The day after break is over, I’m in the Colvin bathroom on my floor, brushing my teeth after dinner. Edward and Libby weren’t in the dining hall, and none of my friends seemed to notice that I had little to contribute to the conversation—I was too busy mulling over things.

The door opens and Libby walks in holding a shower caddy and carrying a towel. She stops when she sees me.

I give her a dirty look before turning back toward the mirror.

“Hi, Lotte,” she says. She looks awkward, like she doesn’t know what to do.

“Hi.”

“I was just about to take a shower. Maintenance is fixing the ones on my floor—there’s no hot water.”

I shrug. “Okay.”

She walks across the linoleum floor in her flip-flops, entering one of the shower cubicles and closing the plastic curtain. I debate saying something to her, but she turns the water on so I finish brushing my teeth and go back to my room.

Twenty minutes later, however, there’s a knock on the open door. Libby stands there, wet hair braided, wearing her pajamas.

“Yes?”

“Can I come in?”

I’m feeling charitable. Maybe we can get things started back on the right foot this year. “Fine.”

Libby steps through the doorway, holding a box of chocolates. “Want one? I saved all the white choc for you.”
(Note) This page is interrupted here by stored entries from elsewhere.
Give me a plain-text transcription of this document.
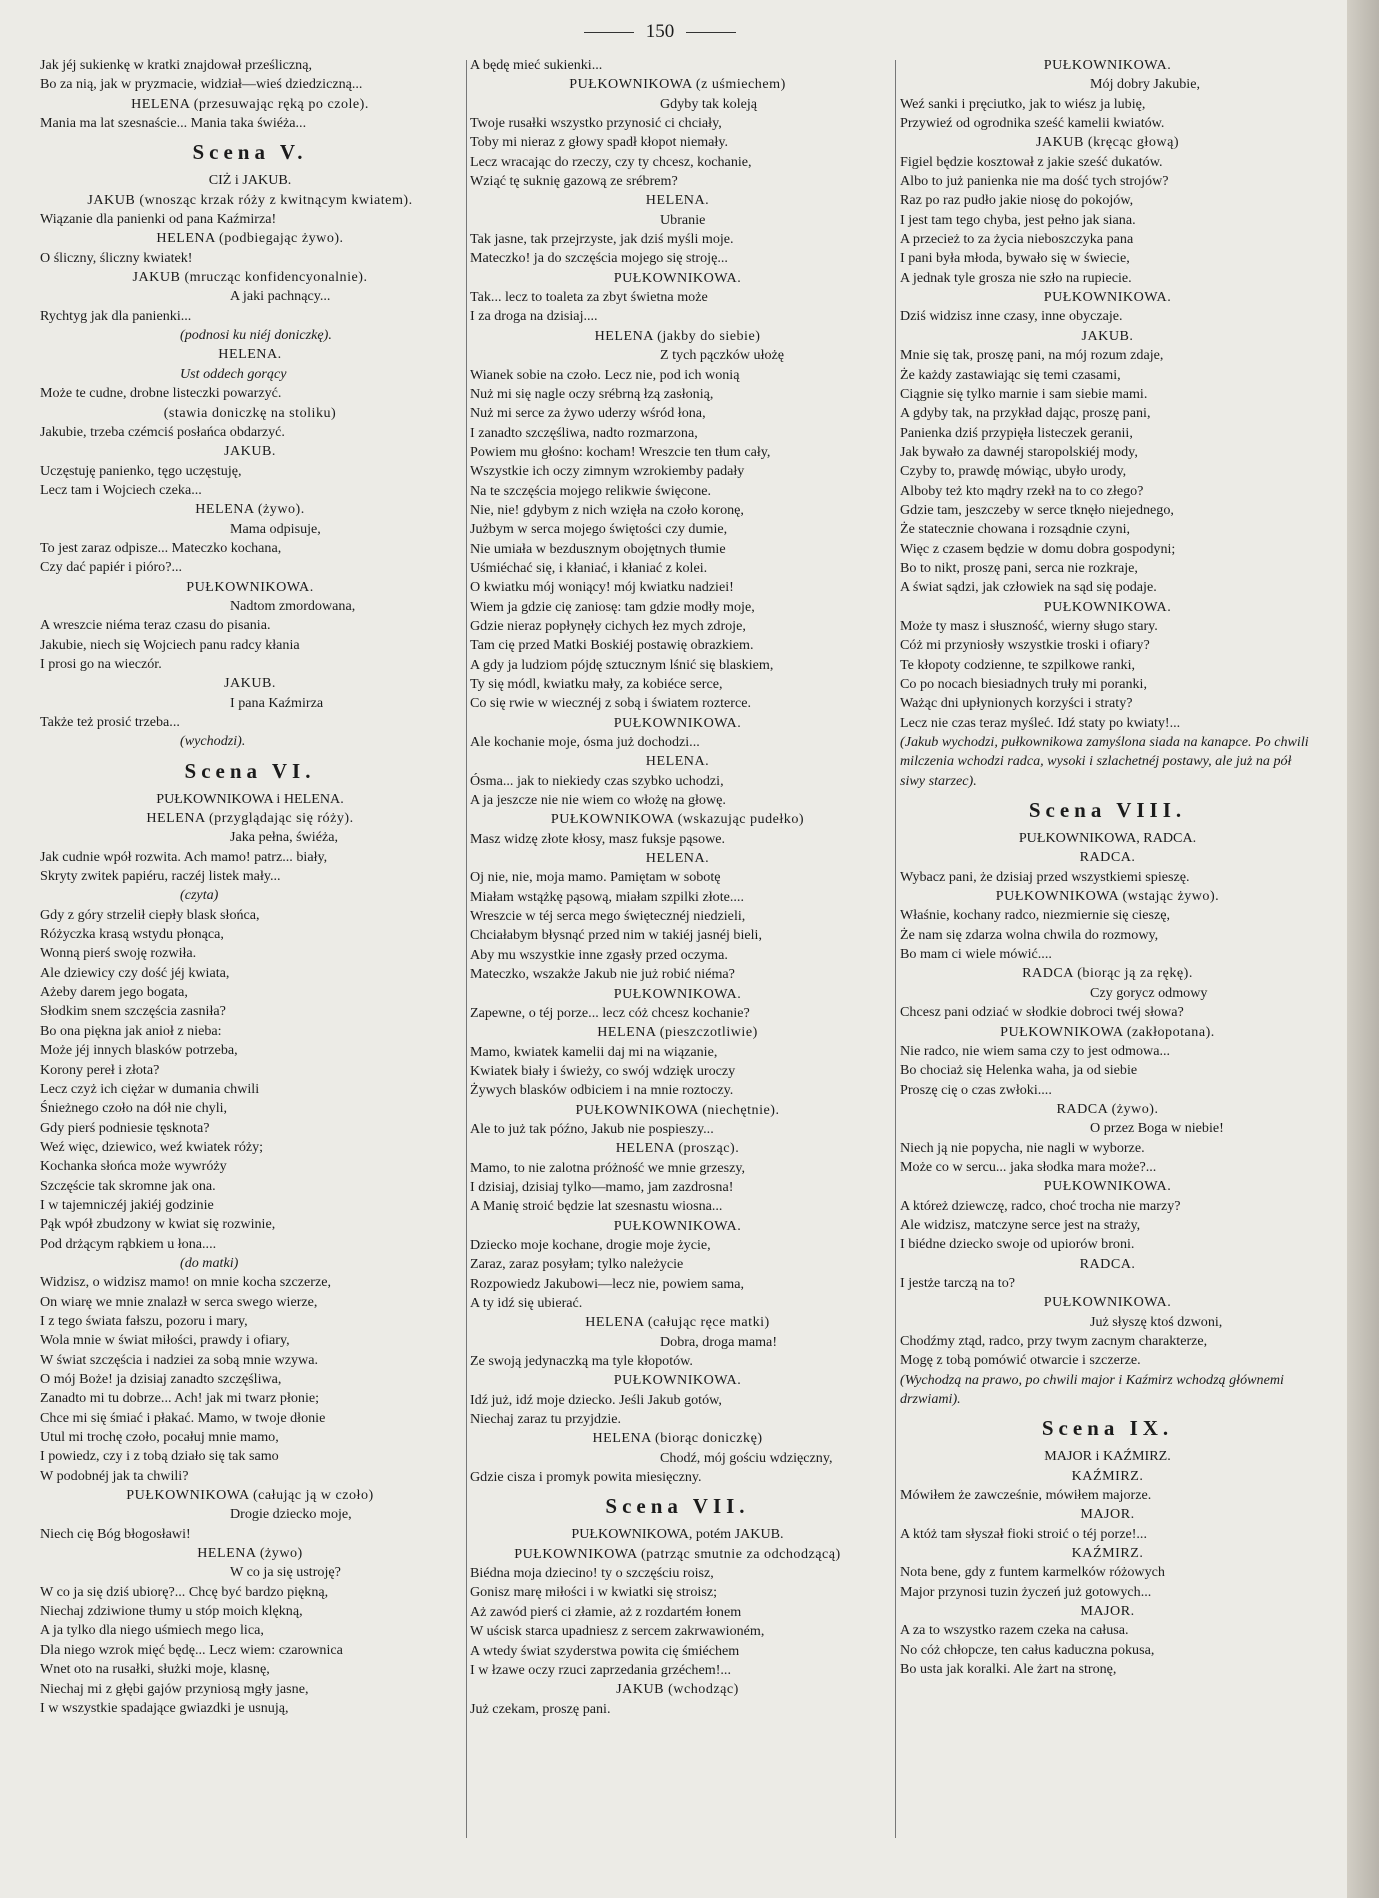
150
Jak jéj sukienkę w kratki znajdował prześliczną,
Bo za nią, jak w pryzmacie, widział—wieś dziedziczną...
HELENA (przesuwając ręką po czole).
Mania ma lat szesnaście... Mania taka świéża...
Scena V.
CIŻ i JAKUB.
JAKUB (wnosząc krzak róży z kwitnącym kwiatem).
Wiązanie dla panienki od pana Kaźmirza!
HELENA (podbiegając żywo).
O śliczny, śliczny kwiatek!
JAKUB (mrucząc konfidencyonalnie).
A jaki pachnący...
Rychtyg jak dla panienki...
(podnosi ku niéj doniczkę).
HELENA.
Ust oddech gorący
Może te cudne, drobne listeczki powarzyć.
(stawia doniczkę na stoliku)
Jakubie, trzeba czémciś posłańca obdarzyć.
JAKUB.
Uczęstuję panienko, tęgo uczęstuję,
Lecz tam i Wojciech czeka...
HELENA (żywo).
Mama odpisuje,
To jest zaraz odpisze... Mateczko kochana,
Czy dać papiér i pióro?...
PUŁKOWNIKOWA.
Nadtom zmordowana,
A wreszcie niéma teraz czasu do pisania.
Jakubie, niech się Wojciech panu radcy kłania
I prosi go na wieczór.
JAKUB.
I pana Kaźmirza
Także też prosić trzeba...
(wychodzi).
Scena VI.
PUŁKOWNIKOWA i HELENA.
HELENA (przyglądając się róży).
Jaka pełna, świéża,
Jak cudnie wpół rozwita. Ach mamo! patrz... biały,
Skryty zwitek papiéru, raczéj listek mały...
(czyta)
Gdy z góry strzelił ciepły blask słońca,
Różyczka krasą wstydu płonąca,
Wonną pierś swoję rozwiła.
Ale dziewicy czy dość jéj kwiata,
Ażeby darem jego bogata,
Słodkim snem szczęścia zasniła?
Bo ona piękna jak anioł z nieba:
Może jéj innych blasków potrzeba,
Korony pereł i złota?
Lecz czyż ich ciężar w dumania chwili
Śnieżnego czoło na dół nie chyli,
Gdy pierś podniesie tęsknota?
Weź więc, dziewico, weź kwiatek róży;
Kochanka słońca może wywróży
Szczęście tak skromne jak ona.
I w tajemniczéj jakiéj godzinie
Pąk wpół zbudzony w kwiat się rozwinie,
Pod drżącym rąbkiem u łona....
(do matki)
Widzisz, o widzisz mamo! on mnie kocha szczerze,
On wiarę we mnie znalazł w serca swego wierze,
I z tego świata fałszu, pozoru i mary,
Wola mnie w świat miłości, prawdy i ofiary,
W świat szczęścia i nadziei za sobą mnie wzywa.
O mój Boże! ja dzisiaj zanadto szczęśliwa,
Zanadto mi tu dobrze... Ach! jak mi twarz płonie;
Chce mi się śmiać i płakać. Mamo, w twoje dłonie
Utul mi trochę czoło, pocałuj mnie mamo,
I powiedz, czy i z tobą działo się tak samo
W podobnéj jak ta chwili?
PUŁKOWNIKOWA (całując ją w czoło)
Drogie dziecko moje,
Niech cię Bóg błogosławi!
HELENA (żywo)
W co ja się ustroję?
W co ja się dziś ubiorę?... Chcę być bardzo piękną,
Niechaj zdziwione tłumy u stóp moich klękną,
A ja tylko dla niego uśmiech mego lica,
Dla niego wzrok mięć będę... Lecz wiem: czarownica
Wnet oto na rusałki, służki moje, klasnę,
Niechaj mi z głębi gajów przyniosą mgły jasne,
I w wszystkie spadające gwiazdki je usnują,
A będę mieć sukienki...
PUŁKOWNIKOWA (z uśmiechem)
Gdyby tak koleją
Twoje rusałki wszystko przynosić ci chciały,
Toby mi nieraz z głowy spadł kłopot niemały.
Lecz wracając do rzeczy, czy ty chcesz, kochanie,
Wziąć tę suknię gazową ze srébrem?
HELENA.
Ubranie
Tak jasne, tak przejrzyste, jak dziś myśli moje.
Mateczko! ja do szczęścia mojego się stroję...
PUŁKOWNIKOWA.
Tak... lecz to toaleta za zbyt świetna może
I za droga na dzisiaj....
HELENA (jakby do siebie)
Z tych pączków ułożę
Wianek sobie na czoło. Lecz nie, pod ich wonią
Nuż mi się nagle oczy srébrną łzą zasłonią,
Nuż mi serce za żywo uderzy wśród łona,
I zanadto szczęśliwa, nadto rozmarzona,
Powiem mu głośno: kocham! Wreszcie ten tłum cały,
Wszystkie ich oczy zimnym wzrokiemby padały
Na te szczęścia mojego relikwie święcone.
Nie, nie! gdybym z nich wzięła na czoło koronę,
Jużbym w serca mojego świętości czy dumie,
Nie umiała w bezdusznym obojętnych tłumie
Uśmiéchać się, i kłaniać, i kłaniać z kolei.
O kwiatku mój woniący! mój kwiatku nadziei!
Wiem ja gdzie cię zaniosę: tam gdzie modły moje,
Gdzie nieraz popłynęły cichych łez mych zdroje,
Tam cię przed Matki Boskiéj postawię obrazkiem.
A gdy ja ludziom pójdę sztucznym lśnić się blaskiem,
Ty się módl, kwiatku mały, za kobiéce serce,
Co się rwie w wiecznéj z sobą i światem rozterce.
PUŁKOWNIKOWA.
Ale kochanie moje, ósma już dochodzi...
HELENA.
Ósma... jak to niekiedy czas szybko uchodzi,
A ja jeszcze nie nie wiem co włożę na głowę.
PUŁKOWNIKOWA (wskazując pudełko)
Masz widzę złote kłosy, masz fuksje pąsowe.
HELENA.
Oj nie, nie, moja mamo. Pamiętam w sobotę
Miałam wstążkę pąsową, miałam szpilki złote....
Wreszcie w téj serca mego święteczn​éj niedzieli,
Chciałabym błysnąć przed nim w takiéj jasnéj bieli,
Aby mu wszystkie inne zgasły przed oczyma.
Mateczko, wszakże Jakub nie już robić niéma?
PUŁKOWNIKOWA.
Zapewne, o téj porze... lecz cóż chcesz kochanie?
HELENA (pieszczotliwie)
Mamo, kwiatek kamelii daj mi na wiązanie,
Kwiatek biały i świeży, co swój wdzięk uroczy
Żywych blasków odbiciem i na mnie roztoczy.
PUŁKOWNIKOWA (niechętnie).
Ale to już tak późno, Jakub nie pospieszy...
HELENA (prosząc).
Mamo, to nie zalotna próżność we mnie grzeszy,
I dzisiaj, dzisiaj tylko—mamo, jam zazdrosna!
A Manię stroić będzie lat szesnastu wiosna...
PUŁKOWNIKOWA.
Dziecko moje kochane, drogie moje życie,
Zaraz, zaraz posyłam; tylko należycie
Rozpowiedz Jakubowi—lecz nie, powiem sama,
A ty idź się ubierać.
HELENA (całując ręce matki)
Dobra, droga mama!
Ze swoją jedynaczką ma tyle kłopotów.
PUŁKOWNIKOWA.
Idź już, idź moje dziecko. Jeśli Jakub gotów,
Niechaj zaraz tu przyjdzie.
HELENA (biorąc doniczkę)
Chodź, mój gościu wdzięczny,
Gdzie cisza i promyk powita miesięczny.
Scena VII.
PUŁKOWNIKOWA, potém JAKUB.
PUŁKOWNIKOWA (patrząc smutnie za odchodzącą)
Biédna moja dziecino! ty o szczęściu roisz,
Gonisz marę miłości i w kwiatki się stroisz;
Aż zawód pierś ci złamie, aż z rozdartém łonem
W uścisk starca upadniesz z sercem zakrwawioném,
A wtedy świat szyderstwa powita cię śmiéchem
I w łzawe oczy rzuci zaprzedania grzéchem!...
JAKUB (wchodząc)
Już czekam, proszę pani.
PUŁKOWNIKOWA.
Mój dobry Jakubie,
Weź sanki i pręciutko, jak to wiész ja lubię,
Przywieź od ogrodnika sześć kamelii kwiatów.
JAKUB (kręcąc głową)
Figiel będzie kosztował z jakie sześć dukatów.
Albo to już panienka nie ma dość tych strojów?
Raz po raz pudło jakie niosę do pokojów,
I jest tam tego chyba, jest pełno jak siana.
A przecież to za życia nieboszczyka pana
I pani była młoda, bywało się w świecie,
A jednak tyle grosza nie szło na rupiecie.
PUŁKOWNIKOWA.
Dziś widzisz inne czasy, inne obyczaje.
JAKUB.
Mnie się tak, proszę pani, na mój rozum zdaje,
Że każdy zastawiając się temi czasami,
Ciągnie się tylko marnie i sam siebie mami.
A gdyby tak, na przykład dając, proszę pani,
Panienka dziś przypięła listeczek geranii,
Jak bywało za dawnéj staropolskiéj mody,
Czyby to, prawdę mówiąc, ubyło urody,
Alboby też kto mądry rzekł na to co złego?
Gdzie tam, jeszczeby w serce tknęło niejednego,
Że statecznie chowana i rozsądnie czyni,
Więc z czasem będzie w domu dobra gospodyni;
Bo to nikt, proszę pani, serca nie rozkraje,
A świat sądzi, jak człowiek na sąd się podaje.
PUŁKOWNIKOWA.
Może ty masz i słuszność, wierny sługo stary.
Cóż mi przyniosły wszystkie troski i ofiary?
Te kłopoty codzienne, te szpilkowe ranki,
Co po nocach biesiadnych truły mi poranki,
Ważąc dni upłynionych korzyści i straty?
Lecz nie czas teraz myśleć. Idź staty po kwiaty!...
(Jakub wychodzi, pułkownikowa zamyślona siada na kanapce. Po chwili milczenia wchodzi radca, wysoki i szlachetnéj postawy, ale już na pół siwy starzec).
Scena VIII.
PUŁKOWNIKOWA, RADCA.
RADCA.
Wybacz pani, że dzisiaj przed wszystkiemi spieszę.
PUŁKOWNIKOWA (wstając żywo).
Właśnie, kochany radco, niezmiernie się cieszę,
Że nam się zdarza wolna chwila do rozmowy,
Bo mam ci wiele mówić....
RADCA (biorąc ją za rękę).
Czy gorycz odmowy
Chcesz pani odziać w słodkie dobroci twéj słowa?
PUŁKOWNIKOWA (zakłopotana).
Nie radco, nie wiem sama czy to jest odmowa...
Bo chociaż się Helenka waha, ja od siebie
Proszę cię o czas zwłoki....
RADCA (żywo).
O przez Boga w niebie!
Niech ją nie popycha, nie nagli w wyborze.
Może co w sercu... jaka słodka mara może?...
PUŁKOWNIKOWA.
A któreż dziewczę, radco, choć trocha nie marzy?
Ale widzisz, matczyne serce jest na straży,
I biédne dziecko swoje od upiorów broni.
RADCA.
I jestże tarczą na to?
PUŁKOWNIKOWA.
Już słyszę ktoś dzwoni,
Chodźmy ztąd, radco, przy twym zacnym charakterze,
Mogę z tobą pomówić otwarcie i szczerze.
(Wychodzą na prawo, po chwili major i Kaźmirz wchodzą głównemi drzwiami).
Scena IX.
MAJOR i KAŹMIRZ.
KAŹMIRZ.
Mówiłem że zawcześnie, mówiłem majorze.
MAJOR.
A któż tam słyszał fioki stroić o téj porze!...
KAŹMIRZ.
Nota bene, gdy z funtem karmelków różowych
Major przynosi tuzin życzeń już gotowych...
MAJOR.
A za to wszystko razem czeka na całusa.
No cóż chłopcze, ten całus kaduczna pokusa,
Bo usta jak koralki. Ale żart na stronę,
“Okay,” I say, plucking a piece from the box. I take a bite, staring at her as I chew. She looks hopeful, which makes me feel hopeful—I think she’s here to apologize one more time. It’ll take some time to forgive her properly, but I know Libby—she’d never hurt me on purpose. I’ve just got to dig deep and find the strength to forgive. “Thanks,” I say.

“So, uh . . . can I sit?”

I point to my desk chair. “Okay.”

She sits and we stare at each other.

Finally, she talks. “I miss you, Lots.”

I don’t say anything, my mind racing. It’s been two weeks since I caught them kissing; two weeks since my life felt like it turned upside down. We’ve never gone this long without speaking, not even with the two of us at different schools.

I do miss Libby—a lot. I can’t count the number of times over the past couple of weeks I’ve wanted to tell her a joke or ask for her advice. But I still feel so hurt.

“Thanks,” I say.

“I, uh, wanted to talk to you,” she says, sounding nervous.

“Okay, we’re talking. What’s up?”

“Yes. Right. So . . .” She swallows, looking like she’s about to pass out. “I need to ask you something.”